Idealerweise haben Sie sich mit der DDoS-Problematik schon vorgängig auseinandergesetzt und eine gewisse DDoS-Abwehrbereitschaft erreicht.

• Sie kennen Ihre Infrastruktur und deren Schwächen. Welche Dienste sind so wichtig, dass deren Ausfall weitreichende Auswirkungen auf Ihre Organisation haben könnte. Versuchen Sie dabei auch an Basis Systeme zu denken, ohne die Ihre kritischen Geschäftsanwendungen nicht funktionieren.
• Sie kennen den "Normalzustand" Ihrer Netze und Systeme und erkennen Anomalien (IDS (Intrusion Detection Systeme), zentralisierte Logauswertung).

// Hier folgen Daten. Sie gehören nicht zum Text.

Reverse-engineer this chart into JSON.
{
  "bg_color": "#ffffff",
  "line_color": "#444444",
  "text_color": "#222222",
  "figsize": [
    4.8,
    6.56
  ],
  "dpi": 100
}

Eine DDoS- Attacke sollte entdeckt werden, bevor Ihre Kunden sie bemerken können.
• Überwachen Sie die Verfügbarkeit Ihrer Kundenanwendungen auch aus der Sicht Ihrer Kunden, das heisst vom Internet her
• Ihre Systeme sind gehärtet (keine unnötigen Dienste, strikte Rechtevergabe, starke Authentisierung, usw.) und auf aktuellem Patch-Level. SYN-Cookies sind aktiviert etc.

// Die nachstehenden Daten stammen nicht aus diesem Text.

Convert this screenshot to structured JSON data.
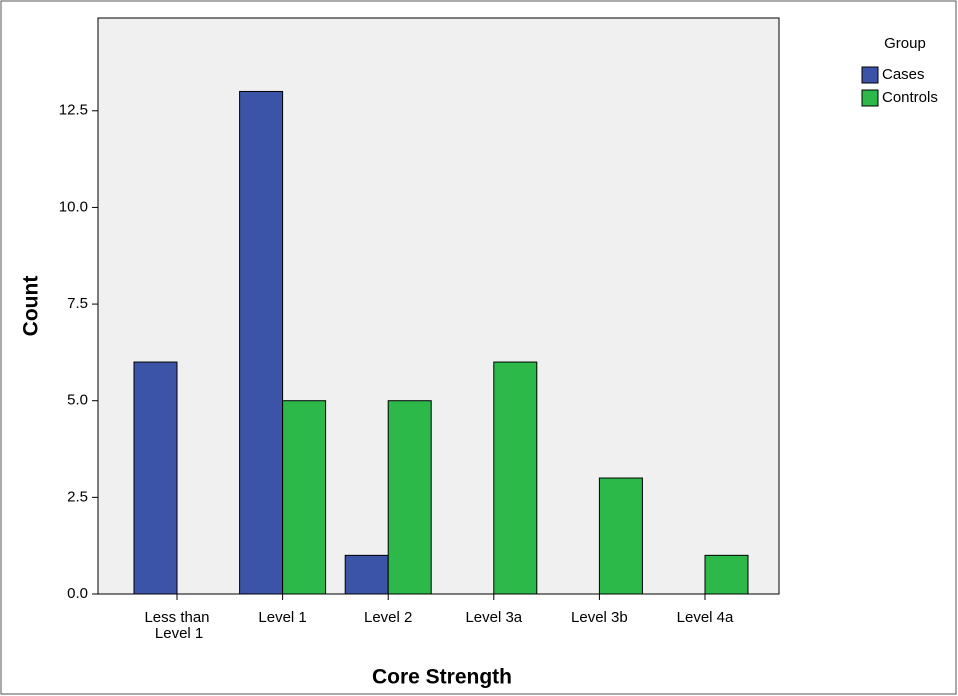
{
  "chart_data": {
    "type": "bar",
    "x_label": "Core Strength",
    "y_label": "Count",
    "categories": [
      "Less than Level 1",
      "Level 1",
      "Level 2",
      "Level 3a",
      "Level 3b",
      "Level 4a"
    ],
    "legend_title": "Group",
    "series": [
      {
        "name": "Cases",
        "color": "#3b54a8",
        "values": [
          6,
          13,
          1,
          0,
          0,
          0
        ]
      },
      {
        "name": "Controls",
        "color": "#2db84a",
        "values": [
          0,
          5,
          5,
          6,
          3,
          1
        ]
      }
    ],
    "ylim": [
      0,
      14.9
    ],
    "yticks": [
      {
        "value": 0,
        "label": "0.0"
      },
      2.5,
      {
        "value": 5,
        "label": "5.0"
      },
      7.5,
      {
        "value": 10,
        "label": "10.0"
      },
      12.5
    ],
    "legend": "right"
  }
}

• Eine vorgelagerte Firewall lässt nur benötige Protokolle zum System durch. Die Firewall verfügt über genügend Systemressourcen, um auch im Falle eines DDoS funktionsfähig zu bleiben. Dabei ist ein grosses Augenmerk auf die Connection Table sowie auf eine gute Regelverwaltung zu legen, damit sie im Notfall zusätzlich viele Blockierungsregeln implementieren können.
• Prüfen Sie die Möglichkeiten eines GeoIP Blockings. Wenn Ihre Kunden vorwiegend aus der Schweiz und dem nahen Ausland stammen, können Sie ein Profil vordefinieren, welches IP Adressen aus diesem Raum entweder Priorität einräumt oder andere IP Adressen blockiert. Im Angriffsfall können Sie dieses Profil aktivieren und gewinnen so sehr schnell an Handlungsoptionen und zusätzlichem Schutz.

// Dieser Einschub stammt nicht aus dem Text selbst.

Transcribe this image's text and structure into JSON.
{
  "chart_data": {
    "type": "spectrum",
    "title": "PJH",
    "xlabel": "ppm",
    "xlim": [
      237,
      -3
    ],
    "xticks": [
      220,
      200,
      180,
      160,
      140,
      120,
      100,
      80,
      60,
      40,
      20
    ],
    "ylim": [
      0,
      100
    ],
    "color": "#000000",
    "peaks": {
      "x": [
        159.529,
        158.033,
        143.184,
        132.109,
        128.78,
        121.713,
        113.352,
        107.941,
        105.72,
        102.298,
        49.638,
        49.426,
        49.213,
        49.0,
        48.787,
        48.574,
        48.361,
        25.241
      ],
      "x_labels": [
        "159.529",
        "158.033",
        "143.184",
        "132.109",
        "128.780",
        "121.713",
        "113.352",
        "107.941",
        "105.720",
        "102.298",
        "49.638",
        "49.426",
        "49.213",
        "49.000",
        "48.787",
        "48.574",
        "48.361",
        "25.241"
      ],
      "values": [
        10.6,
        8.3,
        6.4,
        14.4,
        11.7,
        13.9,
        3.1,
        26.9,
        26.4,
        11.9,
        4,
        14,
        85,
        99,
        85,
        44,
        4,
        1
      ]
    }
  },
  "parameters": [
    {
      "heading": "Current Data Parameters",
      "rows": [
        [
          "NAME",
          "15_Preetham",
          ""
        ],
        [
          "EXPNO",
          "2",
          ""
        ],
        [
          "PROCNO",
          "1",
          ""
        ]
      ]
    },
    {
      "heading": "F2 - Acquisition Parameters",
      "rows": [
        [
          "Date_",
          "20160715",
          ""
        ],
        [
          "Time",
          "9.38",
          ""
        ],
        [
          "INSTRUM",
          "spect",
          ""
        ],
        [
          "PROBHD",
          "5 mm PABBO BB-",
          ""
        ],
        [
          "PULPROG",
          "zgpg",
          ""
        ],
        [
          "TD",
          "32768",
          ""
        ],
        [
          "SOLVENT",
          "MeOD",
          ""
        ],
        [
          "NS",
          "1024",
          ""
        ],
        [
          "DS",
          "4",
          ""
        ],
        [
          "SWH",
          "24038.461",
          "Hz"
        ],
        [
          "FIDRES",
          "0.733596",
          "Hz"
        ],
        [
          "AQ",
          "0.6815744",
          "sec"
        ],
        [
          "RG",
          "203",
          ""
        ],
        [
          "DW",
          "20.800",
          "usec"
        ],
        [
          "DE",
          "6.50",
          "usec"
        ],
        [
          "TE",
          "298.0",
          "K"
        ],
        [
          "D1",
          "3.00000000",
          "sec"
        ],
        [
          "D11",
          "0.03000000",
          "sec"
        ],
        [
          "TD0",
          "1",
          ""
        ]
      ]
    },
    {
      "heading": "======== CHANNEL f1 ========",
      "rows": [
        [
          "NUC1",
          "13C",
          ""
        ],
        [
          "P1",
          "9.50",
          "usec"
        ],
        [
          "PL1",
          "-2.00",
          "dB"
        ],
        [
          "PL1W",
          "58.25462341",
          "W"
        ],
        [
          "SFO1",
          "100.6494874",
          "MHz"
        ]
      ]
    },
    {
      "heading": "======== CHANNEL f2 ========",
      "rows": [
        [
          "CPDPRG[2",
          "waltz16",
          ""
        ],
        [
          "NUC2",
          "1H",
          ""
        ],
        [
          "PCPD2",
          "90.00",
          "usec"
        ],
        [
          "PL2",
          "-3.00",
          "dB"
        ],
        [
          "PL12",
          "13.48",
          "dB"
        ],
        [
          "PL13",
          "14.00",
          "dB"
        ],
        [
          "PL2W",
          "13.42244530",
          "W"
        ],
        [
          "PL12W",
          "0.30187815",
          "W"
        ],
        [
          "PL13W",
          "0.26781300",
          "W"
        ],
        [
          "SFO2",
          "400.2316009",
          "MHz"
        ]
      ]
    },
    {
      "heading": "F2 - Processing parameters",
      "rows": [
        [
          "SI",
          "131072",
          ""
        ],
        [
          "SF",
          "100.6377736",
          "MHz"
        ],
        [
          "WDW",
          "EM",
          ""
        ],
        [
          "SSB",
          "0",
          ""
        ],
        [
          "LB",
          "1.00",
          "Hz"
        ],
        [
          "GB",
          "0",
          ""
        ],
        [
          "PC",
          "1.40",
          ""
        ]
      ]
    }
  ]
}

• Eine Web-Application Firewall minimiert die Angriffsfläche auf webbasierte Dienste.
• Systeme, die potentiell Opfer einer DDoS Attacke werden könnten (z.B. Webauftritt), sollten an einem anderen Internet-Uplink hängen als die übrigen Systeme der Organisation. Die betroffenen Systeme können so einfacher unter den Schutzschild eines DDoS-Mitigation-Providers gestellt werden, ohne dabei die restlichen Systeme zu tangieren, die für das Tagesgeschäft nötig sind.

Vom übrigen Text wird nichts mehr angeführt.